Murchison regarded us with a heavy and sleepy smile.
"If what the governor says about you is true," he remarked, with a sudden come-down from his official manner when he nodded towards Stone, "you haven't had a decent bit of luck since you left Torquay. And you haven't officially `discovered this body," he jerked his head, "yet. But I want you to understand my position. I'm not the Chief Constable. I'm not even the superintendent. I'm a common-or-garden detective-inspector with none too brilliant a record at that. I can't turn you loose, officially, and let you get back to London, even if you could find a way back at this time in the morning. It's certain you can't stay in Bristol, for there'll be a big whoop when this news goes to headquarters. But there is one thing I can do: I can put you in a police-car and send you back to Torquay. Then it's their business. What they see fit to do I can't say. You're wanted as witnesses by the Chief Constable there, and that's all I know about it. Follow me?"
There was a pause.
"And from Mechlin church-steeple we heard the half-chime,"
recited Evelyn ecstatically.
"And Joris broke silence with, `Yet there is time!'"
"Ken, we may be going back in the other direction, but it's the only thing that can save us; and we'll be at that wedding yet! I say, thanks most awfully.

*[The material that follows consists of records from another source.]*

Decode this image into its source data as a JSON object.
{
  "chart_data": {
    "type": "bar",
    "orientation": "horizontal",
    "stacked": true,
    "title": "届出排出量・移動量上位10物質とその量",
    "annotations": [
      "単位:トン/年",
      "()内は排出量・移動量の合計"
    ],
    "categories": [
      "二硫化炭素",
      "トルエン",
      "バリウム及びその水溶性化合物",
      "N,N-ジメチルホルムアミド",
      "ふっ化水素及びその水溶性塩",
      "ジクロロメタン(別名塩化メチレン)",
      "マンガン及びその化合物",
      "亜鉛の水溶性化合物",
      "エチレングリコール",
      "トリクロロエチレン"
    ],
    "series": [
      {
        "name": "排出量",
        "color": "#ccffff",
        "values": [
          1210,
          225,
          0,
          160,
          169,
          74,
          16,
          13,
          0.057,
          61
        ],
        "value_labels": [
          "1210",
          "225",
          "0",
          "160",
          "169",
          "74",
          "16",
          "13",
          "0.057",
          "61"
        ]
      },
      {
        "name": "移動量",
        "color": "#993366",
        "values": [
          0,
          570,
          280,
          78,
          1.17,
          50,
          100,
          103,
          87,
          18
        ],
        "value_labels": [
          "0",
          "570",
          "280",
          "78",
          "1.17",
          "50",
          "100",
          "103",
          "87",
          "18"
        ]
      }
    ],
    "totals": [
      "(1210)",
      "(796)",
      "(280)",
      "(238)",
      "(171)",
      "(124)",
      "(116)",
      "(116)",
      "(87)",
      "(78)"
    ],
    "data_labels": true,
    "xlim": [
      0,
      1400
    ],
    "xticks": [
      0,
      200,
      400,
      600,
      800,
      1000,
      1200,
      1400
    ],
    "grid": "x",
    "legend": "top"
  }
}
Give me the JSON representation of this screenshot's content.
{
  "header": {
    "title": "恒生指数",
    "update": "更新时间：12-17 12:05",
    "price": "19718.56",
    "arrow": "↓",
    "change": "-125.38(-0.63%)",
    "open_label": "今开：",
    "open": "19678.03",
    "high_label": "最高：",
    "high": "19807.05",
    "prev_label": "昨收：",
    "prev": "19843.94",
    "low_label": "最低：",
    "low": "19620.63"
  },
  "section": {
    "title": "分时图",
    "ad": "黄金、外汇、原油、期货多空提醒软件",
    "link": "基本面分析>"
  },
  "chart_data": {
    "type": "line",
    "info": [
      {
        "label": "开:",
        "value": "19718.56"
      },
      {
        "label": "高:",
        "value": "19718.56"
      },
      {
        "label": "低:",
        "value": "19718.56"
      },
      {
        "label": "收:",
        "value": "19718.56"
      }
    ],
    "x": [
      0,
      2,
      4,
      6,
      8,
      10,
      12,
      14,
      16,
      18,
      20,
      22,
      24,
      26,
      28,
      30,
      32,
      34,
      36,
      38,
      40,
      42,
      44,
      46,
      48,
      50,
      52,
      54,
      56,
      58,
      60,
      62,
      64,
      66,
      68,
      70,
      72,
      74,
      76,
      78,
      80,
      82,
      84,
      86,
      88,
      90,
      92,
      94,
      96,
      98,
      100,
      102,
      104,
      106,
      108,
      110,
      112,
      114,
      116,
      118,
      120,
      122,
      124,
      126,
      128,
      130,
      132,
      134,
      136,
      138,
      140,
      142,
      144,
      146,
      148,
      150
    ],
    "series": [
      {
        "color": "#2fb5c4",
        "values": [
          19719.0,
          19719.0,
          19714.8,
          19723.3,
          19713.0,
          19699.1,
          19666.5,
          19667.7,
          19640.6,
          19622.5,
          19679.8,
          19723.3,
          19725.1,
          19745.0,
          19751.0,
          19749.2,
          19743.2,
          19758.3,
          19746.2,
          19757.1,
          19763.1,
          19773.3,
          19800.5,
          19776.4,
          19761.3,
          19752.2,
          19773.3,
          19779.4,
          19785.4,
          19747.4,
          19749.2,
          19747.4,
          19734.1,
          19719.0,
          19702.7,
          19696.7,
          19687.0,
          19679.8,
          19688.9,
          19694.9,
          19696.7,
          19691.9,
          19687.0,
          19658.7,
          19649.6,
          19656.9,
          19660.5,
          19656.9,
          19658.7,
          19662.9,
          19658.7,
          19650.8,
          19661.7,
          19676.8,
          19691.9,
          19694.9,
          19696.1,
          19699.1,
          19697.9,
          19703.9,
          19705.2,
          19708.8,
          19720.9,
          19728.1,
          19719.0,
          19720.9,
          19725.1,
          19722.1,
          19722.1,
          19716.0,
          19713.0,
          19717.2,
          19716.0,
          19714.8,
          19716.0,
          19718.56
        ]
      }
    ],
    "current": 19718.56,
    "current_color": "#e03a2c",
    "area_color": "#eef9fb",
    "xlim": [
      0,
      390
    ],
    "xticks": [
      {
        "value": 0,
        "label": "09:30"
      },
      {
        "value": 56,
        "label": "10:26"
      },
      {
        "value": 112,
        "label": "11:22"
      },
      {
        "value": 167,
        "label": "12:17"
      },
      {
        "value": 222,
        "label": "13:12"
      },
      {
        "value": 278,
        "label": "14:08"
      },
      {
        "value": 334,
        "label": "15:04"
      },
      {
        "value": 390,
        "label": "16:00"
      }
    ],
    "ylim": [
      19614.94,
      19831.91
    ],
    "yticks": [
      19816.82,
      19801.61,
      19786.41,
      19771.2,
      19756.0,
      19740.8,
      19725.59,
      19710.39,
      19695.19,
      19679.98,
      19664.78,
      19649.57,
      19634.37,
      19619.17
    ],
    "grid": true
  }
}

You've pulled us through."
"Thank him, Miss Cheyne," grunted Murchison, and nodded towards Stone. "He seems to have taken a fancy to you. Is everything agreed? Right. I'll go down and discover the body now. You three had better stay here, and keep in the background as much as possible. No, wait; you'd better come along with me, Mr. Blake. You'll have to get through to Torquay before a crowd gathers, and there's a telephone in Dr. Keppel's rooms."
We went out into the dim corridor, closing the door behind us. Down by the cut-glass lamp at the stairs, a mysterious and furtive head first poked itself round and then dodged back in singularly ghostly fashion. Murchison first whistled. and then ran after it. It turned out to be the head of the night-porter, who was sheepish. From him Murchison procured the pass-key and opened the door of Keppel's sittingroom.
There was a light-switch at the left of the door. Once the chandelier was illuminated in that large white-papered room with the etchings on the walls, it had lost most of its terror. It was still bleak. The little corpse in the chair was still grotesque enough. But we had learned the explanation and dug the core out of the mystery: there could now be room for pity. Murchison closed the door and stood with his back against it.